Journal du 10 au 13 septembre 2024

Ce que j’ai lu

Dostoïevski par Camus. Je lis une lecture. Camus transforme un roman, Les Possédés (d’autres traduisent Les Démons), en pièce de théâtre. Qu’est-ce que ça change ? N’ayant pas lu le roman, je ne sais pas, mais ces personnages de Dostoïevski prennent des airs camusiens sans le vouloir (ou alors c’est moi, sachant que c’est Camus qui adapte, qui voit, à la place des possédés des étrangers ?) (qu’est-ce qu’on lit quand on lit sur les pas de quelqu’un d’autre ?) (il faut donc que je lise Dostoïevski en vrai ou du moins le roman, dans la traduction d’André Markowicz) (chez lui, est-ce que c’est Les Possédés ou Les Démons ?) (il semble que Les Possédés soient une erreur de traduction) (Camus ne traduit pas du russe mais de l’anglais) (les Anglais n’ont jamais compris les Russes).

Ce que j’ai vu et entendu

Après la piqûre de rappel sur le climat, cet entretien sur la géopolitique du monde actuel : un monde sans leader et sans règles où l’on ne sait pas de quoi demain sera fait, si un fou de plus va bientôt retrouver le pouvoir aux Etats-Unis pendant que d’autres fous sévissent en Chine, en Russie, en Israël, à Gaza (des deux côtés, il y a des fous) et partout (ou presque). L’ONU dans tout ça ? Elle s’agite comme s’agite un poulet dont on vient de couper la tête mais ne maîtrise plus rien. Bref, rien n’est stable, tout part dans tous les sens et chacun fait ce qui lui plaît si possible en massacrant le voisin. Et le climat dans ce bourbier ? On verra plus tard. On verra trop tard. On verra des horreurs, encore et toujours.

Le reste du temps, j’écoute de la musique classique pour trouver un semblant de paix.

Ce que j’ai fait

Toujours cette impression de ne rien faire tout en s’épuisant : on a plein d’idées mais une fois qu’il faut agir on se sent impuissant (comme pour le climat, comme pour la géopolitique). L’écriture ? À doses homéopathiques (pour ne pas lâcher totalement).

Journal du 11 au 15 juillet

Ce que j’ai lu

Toujours ce papillonnement. La prose intime de Jacques Chessex, truculente, obscène, divin marquis de Carabas, lue dans l’intimité d’un lit solitaire. De la littérature avec chair, à contre-courant de son temps et du nôtre. Son temps ? Les années 1970 :

Ah je vois sur ce pont-là assez de poètes lacanisants, de sémioticiens, de saussuriens, de jakobseniens, de patoisants derridiens ne déridant plus personne, de kristéviens extatiques, d’agités de la structure et de la révolution culturelle, de bredouilleurs fanatiques du clivage et du schème-niveau, de théoriciens du bafouillage initiatique et du brouillon péremptoire, de petits maîtres fous de leur embaumement du petit Ponge et de sentencieux béjaunes à la mine de gardiens du Temple !

Ce que j’ai entendu

Julia Kristeva, justement. Que reste-t-il de ce temps-là ? Il reste Julia Kristeva (Jacques Chessex est mort) qui parle de Dostoïevski et opère la psychanalyse de la madeleine de Proust puis qui lâche cette expression, grand remplacement, et on se demande si elle est sérieuse. Il est question de théorie littéraire. Je suis arrivé trop tard pour comprendre ce qu’ils entendaient par là. La psychanalyse non plus, je n’y comprends rien.

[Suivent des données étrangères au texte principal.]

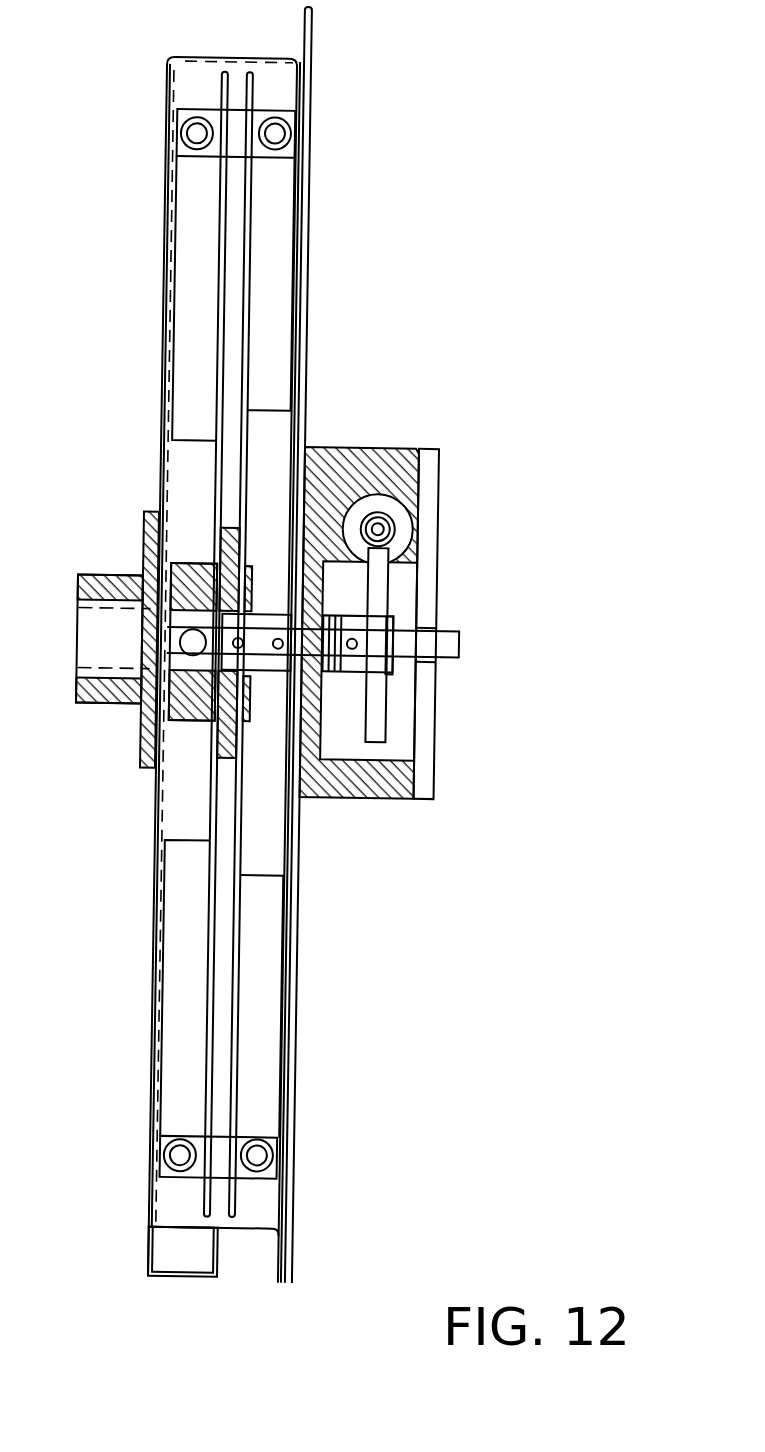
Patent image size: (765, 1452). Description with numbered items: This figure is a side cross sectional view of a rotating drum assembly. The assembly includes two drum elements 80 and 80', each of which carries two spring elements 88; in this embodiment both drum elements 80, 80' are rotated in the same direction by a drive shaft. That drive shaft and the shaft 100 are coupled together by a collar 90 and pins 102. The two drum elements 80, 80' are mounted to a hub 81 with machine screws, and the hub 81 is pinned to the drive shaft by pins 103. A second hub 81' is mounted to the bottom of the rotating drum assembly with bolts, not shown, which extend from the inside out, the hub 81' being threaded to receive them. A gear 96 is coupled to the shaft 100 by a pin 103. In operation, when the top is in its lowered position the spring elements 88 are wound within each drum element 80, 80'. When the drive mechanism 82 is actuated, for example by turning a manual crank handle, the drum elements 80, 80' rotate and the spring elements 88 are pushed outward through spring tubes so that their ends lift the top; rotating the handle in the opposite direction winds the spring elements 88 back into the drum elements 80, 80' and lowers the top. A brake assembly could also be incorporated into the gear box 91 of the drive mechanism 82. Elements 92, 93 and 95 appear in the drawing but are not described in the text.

Le discours qui a l’air de réfléchir à lui-même semble soudain délirer mais sans le savoir (j’y préfère les délires assumés de Chessex).

Ce que j’ai vu

Des mondes d’après le monde, celui des 100, toujours plus étendu, tordu, poussé à l’extrême du fanatisme, et celui des vieux Mad Max, assourdissant et grouillant de cochons et de machines. Le monde d’après, disaient-ils encore il y a peu, on voudrait parfois qu’il soit aussi aventureux que ces délires (encore, et toujours pas de théorie pour les déconstruire).

Ce que j’ai fait

Poursuivre coûte que coûte les quarante jours d’écriture afin de réveiller ce projet de Grottes en creusant toujours plus bas dans la terre et dans le temps (l’écriture familiale est de retour, les morts refont surface, ils grouillent comme ça grouille dans Mad Max). Et sinon je gratte la guitare avec ferveur et avec douleur (l’oreille saigne, les doigts s’endurcissent).